# The hunt for a Silicone Landing Net



## KingDan (Feb 25, 2011)

Hi,

I currently have an el'cheapo ropey landing net which I am getting fed up with, I love the look of the Silicone Landing Nets but cannot find where to get one with a short handle for yaking. The Fastnet Flyl would be perfect ([url=http://www.flybridge.com.au/s...w.flybridge.com.au/store/index ... ucts_id=46)[/url] except their paypal and credit card payment services don't work and I cannot contact them via phone (says number is not available). There seems to be a Burkley and Wilson version but from what I can see they only have long handles. I am in the sunshine coast and tried BCF and BarraJacks.
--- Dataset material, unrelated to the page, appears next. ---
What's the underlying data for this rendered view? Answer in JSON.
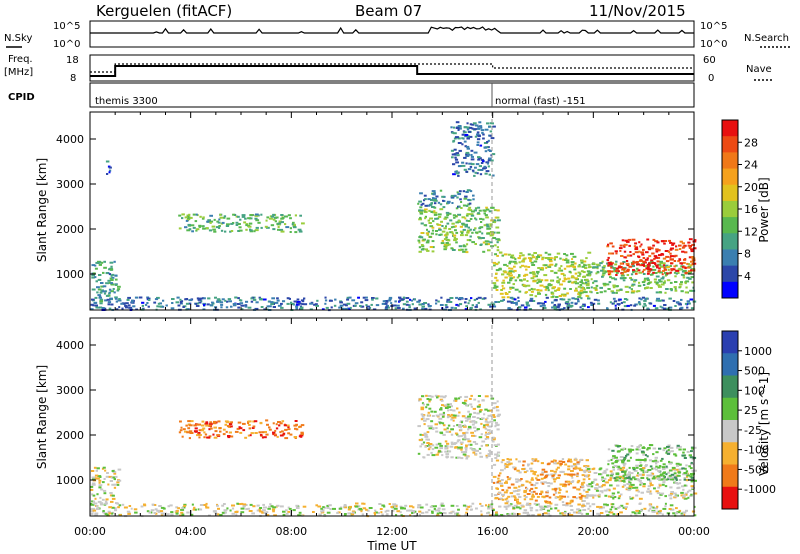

If anyone has any hints please let me know, I am thinking I am just going to have to get a short handed enviro net or a long handled silicone in Burkley or Wilson.

Dan


----------



## KingDan (Feb 25, 2011)

Teach me for not searching the forums properly before I post. Apparently Flybridge have gone broke. Looks like i will be getting a Burkley or Wilson and shortening the handle.


----------



## Marty75 (Oct 23, 2007)

Hi Dan,

I believe there is a Berkley silicone kayak net out there without having to shorten the handle. Not sure where else they are available.

http://cgi.ebay.com.au/Berkley-Kayak-Fishing-Net-/120703430917

Regards

Marty


----------



## KingDan (Feb 25, 2011)

Thanks Marty,

How did I not see this in eBay? I have just bought one now and hopefully can pickup tomorrow.

Cheers
Dan


----------



## southcoastmatty (Jan 21, 2009)

Sorry to hijack the thread but does anyone know of where you can get replacement silicone netting as I have an excellent handle already??
scm


----------



## yaker (Aug 29, 2005)

.


----------



## KingDan (Feb 25, 2011)

Picked the landing net up from Noosa this morning, going to christen it tomorrow. 
Dan


----------



## HardYakker (Feb 7, 2009)

Could you let us know what you think of the Berkley net because the only short handled Berkley net I found in the fishing stores seemed too small even for the average size fish I manage to catch :? It looked like one of those nets people grab goldfish outta tanks with 

I ended up with a environet and I can't fault it, you can rest it on your lap even with a angry Flattie in it!

Cheers,


----------



## cobeking (Mar 29, 2010)

are these nets really worth it,im thinking of getting one because everytime i use the one ive got (cheap fine mesh crap) the little trebles in lures get caught up and takes 10 mins or more to get em out.
so do the hooks not get tangled up in these nets or is the silicone for the fish' benifit


----------



## KingDan (Feb 25, 2011)

Yes it is a tad small, I will see how it goes tomorrow and i'll let you know the results. Hopefully a nice big lizard finds it's way into my net and stays in. As fastnet have gone bust it seems that this is the only short handled silicone net you can get. On a side note it has a nice inbuilt tether and clip, will just have to see if it stretches far enough to be useful.


----------



## yaker (Aug 29, 2005)

.


----------



## phil79 (Nov 7, 2008)

guys the environet is a sail, but a big flattie will jam the holes on a silicone,and make you wish you had an environet.


----------



## KingDan (Feb 25, 2011)

Well I tried that little burkley silicone landing net out today, didn't catch anything massive but it got a good workout, landed 8 legal fish with it, including a 40cm flathead which fit in fine. Very happy with it although I haven't found anywhere practical to attach it to yet on the outback. Not once did I have the pain of untangling fish and hooks from it which was a nice change.


----------



## HardYakker (Feb 7, 2009)

Glad it all worked out torana79. It does look like a good net and if its working for you I might have to maybe get 1.

cheers.


----------



## KingDan (Feb 25, 2011)

Hey Chris,

I just measured the mouth of the net and it is about 28cm wide and 32cm high.

Dan


----------



## GregL (Jul 27, 2008)

southcoastmatty said:


> Sorry to hijack the thread but does anyone know of where you can get replacement silicone netting as I have an excellent handle already??
> scm


matt, Pam and Wayne have them in town. I just got a replacement the other day. 
Catch you soon buddy


----------